Further, the ESG investing boom has yet to show it can contribute meaningfully to desired outcomes such as reduced carbon emissions. Global CO2 emissions continue to climb even as hundreds of ESG funds launch. While a time lag between deploying ESG strategies and reducing carbon emissions may be unavoidable, unreliable and incomparable ESG ratings and insufficient auditing contribute to underperformance on these goals.  

So, how can investors move beyond the ESG label to achieve meaningful impact for people and the environment? At Dalberg, we think there are at least four good places to start:

#1: Choose to invest in companies with the intention to measurably contribute solutions, not just to reduce harm. Investors can start by better understanding the difference between ESG and impact investing. While ESG strategies provide an entry point for companies looking to become more stakeholder-driven, there are more measurable, higher impact solutions. Impact and SDG investing can help companies meet systemic challenges. Companies and investors can also leverage tools such as SDG credit rating to remove potentially harmful investments from their portfolios.

#2: Use hybrid metrics that link social and environmental performance with financial performance. Instead of treating ESG performance and financial performance as two separate silos of performance it would be desirable to use metrics that make the material connection between the two explicit. Potential hybrid indicators like EBITDA/CO2 intensity for energy or EBITDA/yield per hectare for agriculture are two examples but there are others.

Hybrid metrics could help not only to improve ESG reporting but also allow for easier analysis of performance that rewards companies that perform best in both social and financial dimensions. 

#3: Create feedback loops that interrogate practices and improve ESG rating methodologies and reporting standards.

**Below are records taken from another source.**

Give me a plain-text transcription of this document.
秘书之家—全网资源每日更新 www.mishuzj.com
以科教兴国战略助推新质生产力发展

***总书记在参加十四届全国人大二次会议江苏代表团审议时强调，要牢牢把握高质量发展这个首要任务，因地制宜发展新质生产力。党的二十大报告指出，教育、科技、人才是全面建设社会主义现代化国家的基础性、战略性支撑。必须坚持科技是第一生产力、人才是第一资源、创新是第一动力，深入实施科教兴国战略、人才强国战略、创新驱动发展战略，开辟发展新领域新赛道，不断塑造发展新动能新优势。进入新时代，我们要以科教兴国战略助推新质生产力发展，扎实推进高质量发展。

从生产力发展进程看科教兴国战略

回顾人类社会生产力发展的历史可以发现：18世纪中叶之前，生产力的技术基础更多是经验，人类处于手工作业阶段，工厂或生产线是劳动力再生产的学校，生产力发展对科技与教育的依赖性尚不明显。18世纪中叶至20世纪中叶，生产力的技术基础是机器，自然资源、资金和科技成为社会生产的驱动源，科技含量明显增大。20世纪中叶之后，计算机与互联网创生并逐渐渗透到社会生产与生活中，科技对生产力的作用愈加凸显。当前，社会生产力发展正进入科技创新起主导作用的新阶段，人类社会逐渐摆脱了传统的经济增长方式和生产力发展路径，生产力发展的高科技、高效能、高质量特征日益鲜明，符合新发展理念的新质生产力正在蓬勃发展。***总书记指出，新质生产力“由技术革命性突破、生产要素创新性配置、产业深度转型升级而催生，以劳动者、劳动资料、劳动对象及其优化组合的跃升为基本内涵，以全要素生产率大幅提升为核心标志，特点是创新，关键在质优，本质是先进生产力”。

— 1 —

Investors should continue to use ESG rating methodologies and tools already available, but they should also proactively punish greenwashing and raise the bar on ESG standards. For example, additional ESG metrics around worker power or community wellness programs could provide more refined filters and better align with a focus on stakeholders rather than shareholders.

Additionally, investors should require portfolio companies to report disaggregated indicators such as female participation in management and not allow companies to opt out of reporting those underlying metrics showing sub-par performance even when overall ESG rating is positive. The SEC’s efforts this year to develop new reporting requirements for ESG assets is a promising development; however, investors will almost certainly require additional reporting to accurately track the true breadth of companies’ impact.

#4: Recognize that without government leadership and regulation for broader climate solutions, ESG investing strategies will remain partial solutions. Thwarting rising emissions and temperatures are vast undertakings that require governmental action. Investors should support public investments by paying their fair share of taxes, and they should not invest in companies that intentionally evade taxes. 

ESG investing has grown, and so too have legitimate critiques of the assumptions about what it can achieve. Yet rather than accept the critiques as reasons to divest and return to old ways of investing based solely on financial return, we have the opportunity to use those critiques to improve ESG investing, transforming it into something better.

Let’s start by putting more capital into companies that contribute measurable, effective solutions and by recognizing that ESG investing alone will not be enough to effect the needed changes. Rather than attempt to replace governments, investors must work alongside them in the common search for solutions.    


Kusi Hornberger, Kristina Kelhofer and Christelle Umubyeyi are Partner, Consultant and Analyst in Dalberg Advisors Washington, DC, San Francisco and Kigali offices respectively.